For full correctness we should probably completely canonicalize the
path like the mount utility does, but it's unlikely that anyone will
provide significantly weird paths for cacheMountDir, so don't bother.
Simon Wilkinson [Thu, 24 Mar 2011 12:28:10 +0000 (12:28 +0000)]
vlserver: Add options for config, log and db
Make it possible to set the location of the vlserver's configuration
directory, database file, and the file that it logs to, from the
command line. This makes it possible to bring up a vlserver without
requiring an installation on the system for testing purposes.
Andrew Deason [Thu, 31 Mar 2011 17:51:44 +0000 (12:51 -0500)]
salvager: Do not AskDelete on GetInodeSummary fail
GetInodeSummary can fail due to a number of different reasons, not
just because the VG doesn't exist. If, for example, we just fail to
write the temporary inode file, we will return with an error, but we
should not AskDelete the volume in that instance.
GetInodeSummary already has code to delete the volumes in question
when no inodes are found, so remove the extra AskDelete after
GetInodeSummary returns.
Andrew Deason [Thu, 31 Mar 2011 22:22:12 +0000 (17:22 -0500)]
salvager: Error volumes on GetInodeSummary errors
When GetInodeSummary fails due to an internal failure (not from just
failing to find applicable inodes), currently it just returns an
error, and does not return the checked-out singleVolumeNumber back to
the fileserver.
When we fail to gather inodes, we should force the volume to an error
state, since we haven't salvaged the volume. But if we fail to find
any applicable inodes, we just want to VOL_DONE the volume, since the
header has possibly been destroyed, and the volume doesn't exist.
So, issue an FSYNC_VOL_FORCE_ERROR command when we encounter errors in
GetInodeSummary, except when we fail to find applicable inodes.
Marc Dionne [Wed, 6 Apr 2011 01:30:20 +0000 (21:30 -0400)]
ubik: don't rely on timeout value after select()
The value of timeout after a select() call should be considered
undefined; relying on its value is not portable.
Since IOMGR_Select doesn't modify the timeout it is given, the
intention of the code seems to be to wait for gradually increasing
timeout values, starting at 50ms.
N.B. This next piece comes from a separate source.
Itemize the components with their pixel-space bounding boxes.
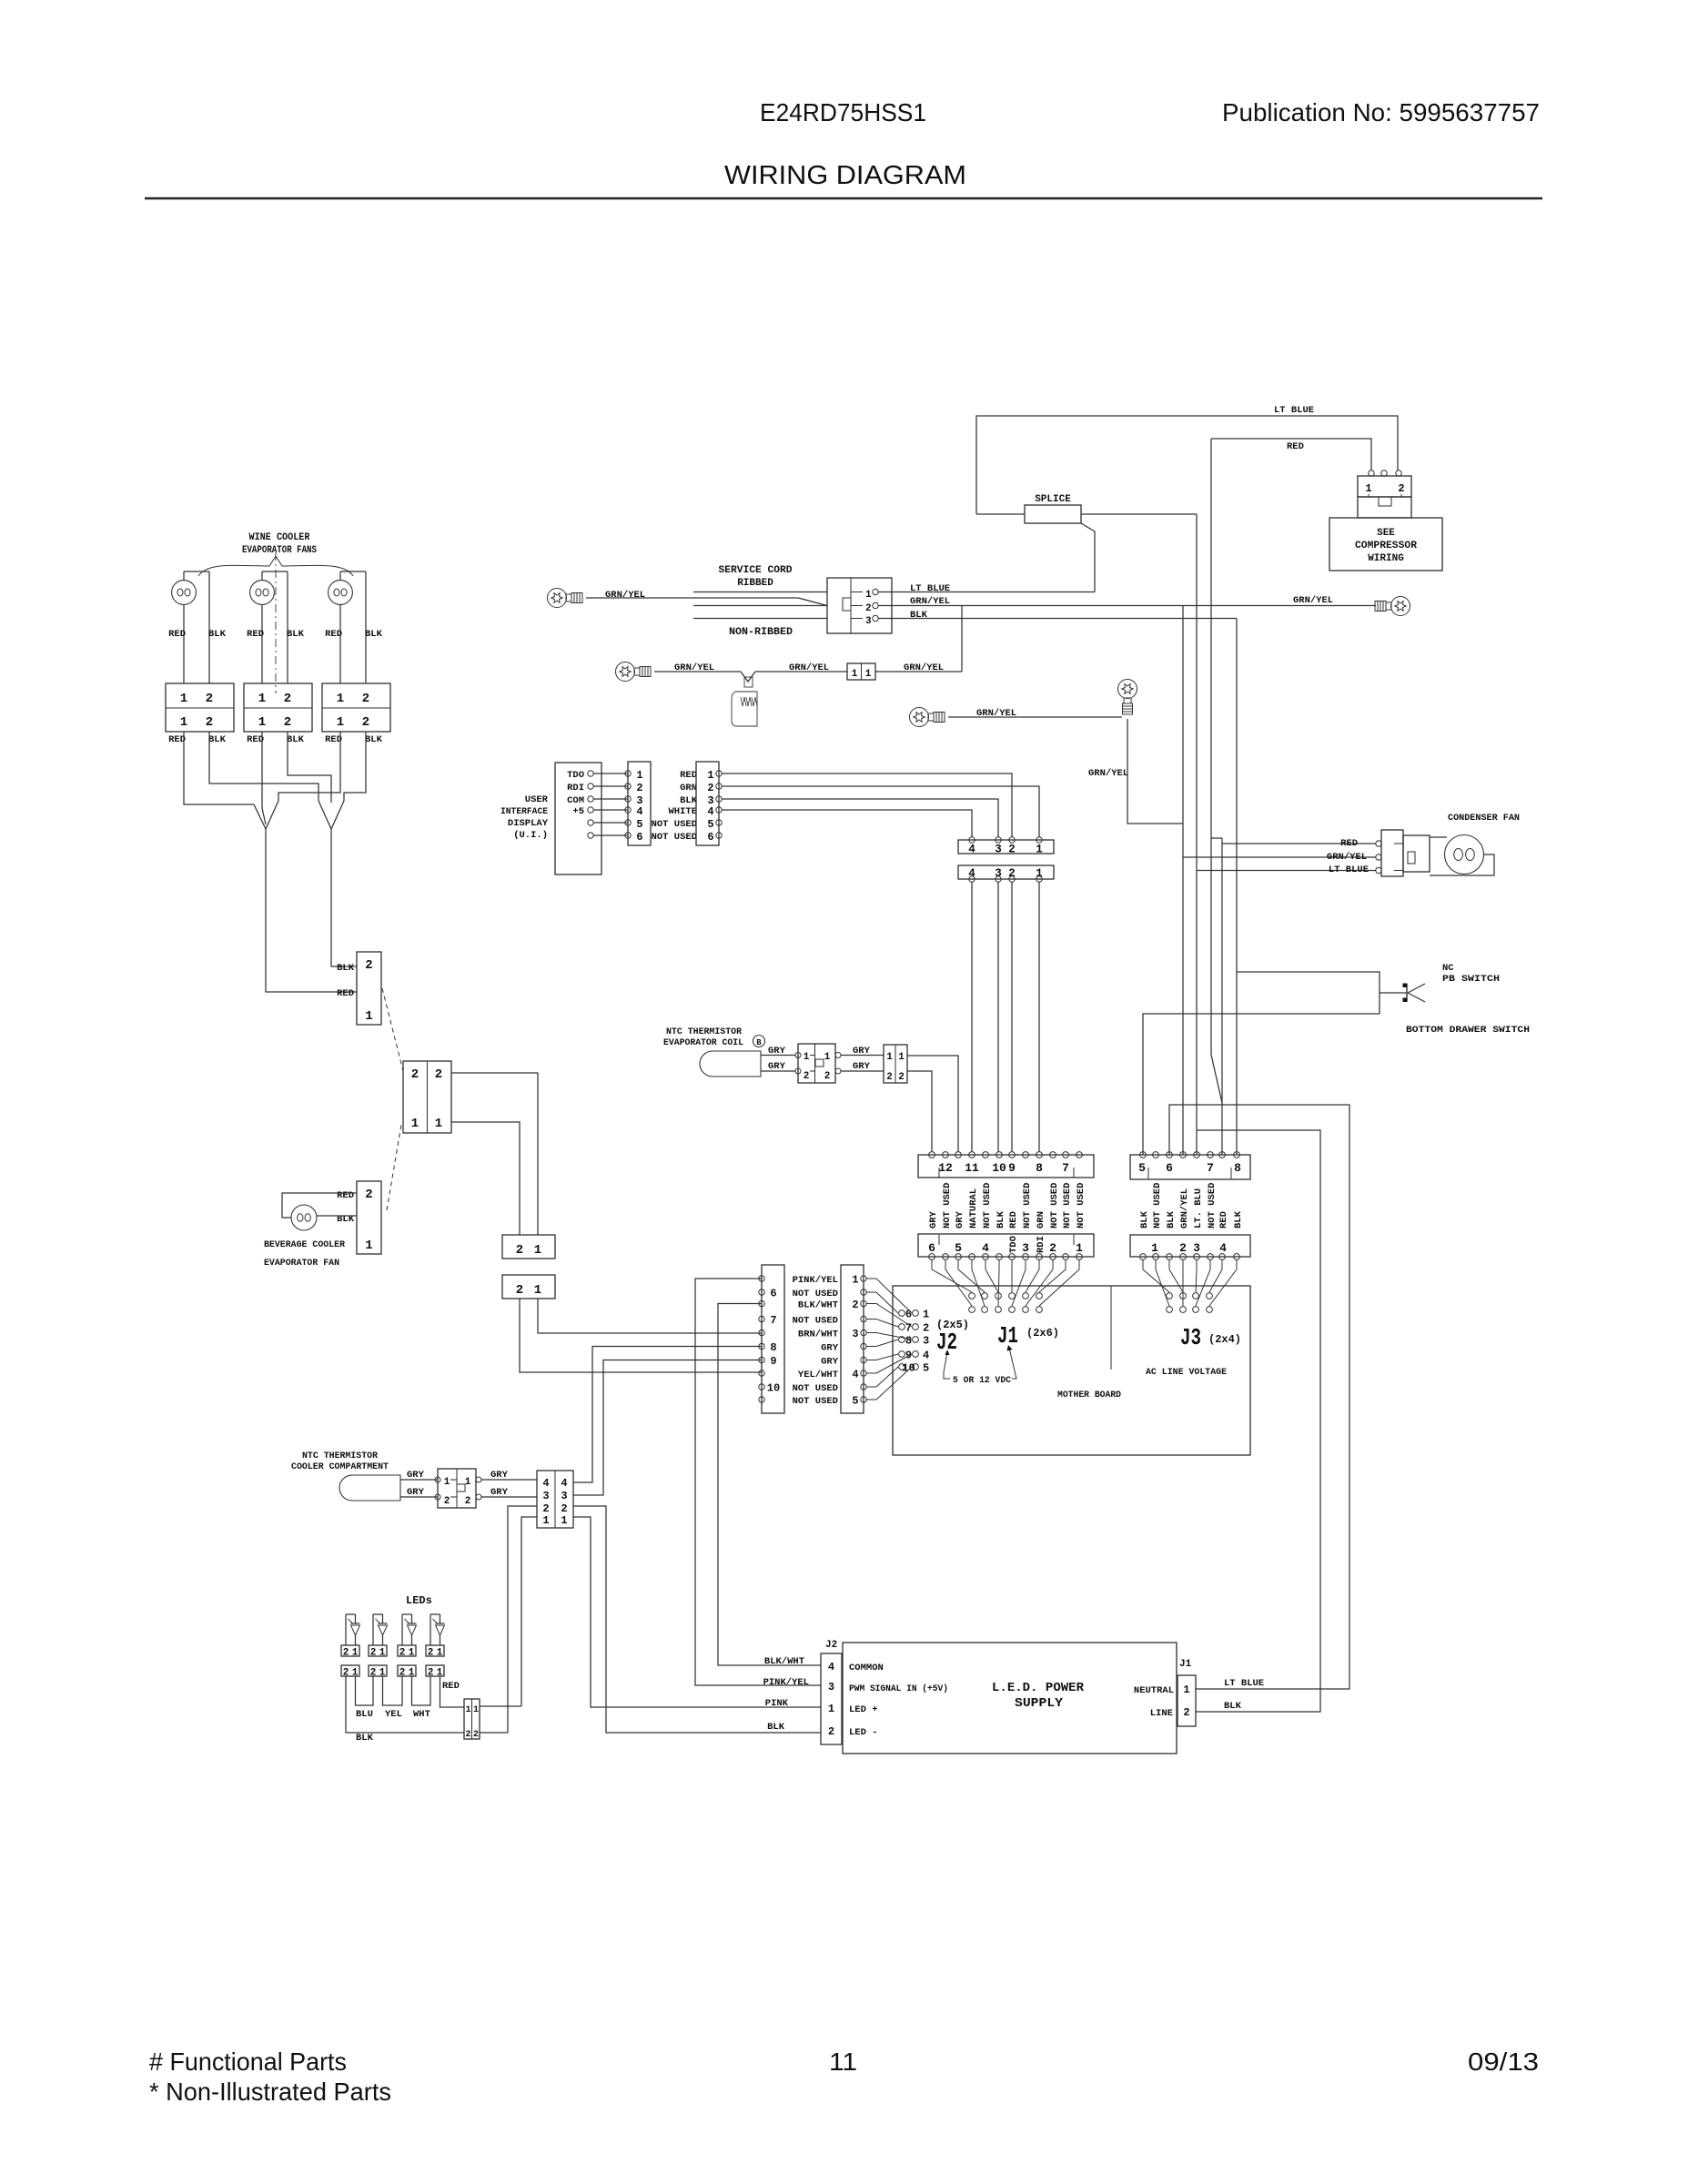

At least under Linux, the
timeout gets set to 0 by select() if it waited for the full specified
time, resulting in a much shorter maximum possible wait period.
Initialize the timeout value for each loop according to the existing
logic, to get consistent behaviour between the lwp and pthreaded code.
Andrew Deason [Tue, 5 Apr 2011 19:51:26 +0000 (14:51 -0500)]
Correct strftime callers
Some strftime callers were not using the resultant string
appropriately. Correct them to have the same behavior as when we were
using afs_ctime (which included a trailing newline).
Marc Dionne [Fri, 4 Feb 2011 01:51:06 +0000 (20:51 -0500)]
ubik: Introduce version lock
The "version" lock is a new lock that protects the database version
information. The goal is to allow the beacon thread to use the
protected values without blocking for an extended period of time,
which could occur if it was using the database lock.
Reading requires holding either lock, while writing requires holding
both locks.
The following values are protected:
ubik_epochTime
db->version
db->flags
db->tidCounter
db->writeTidCounter
Based on analysis and design work from Jeffrey Hutzelman.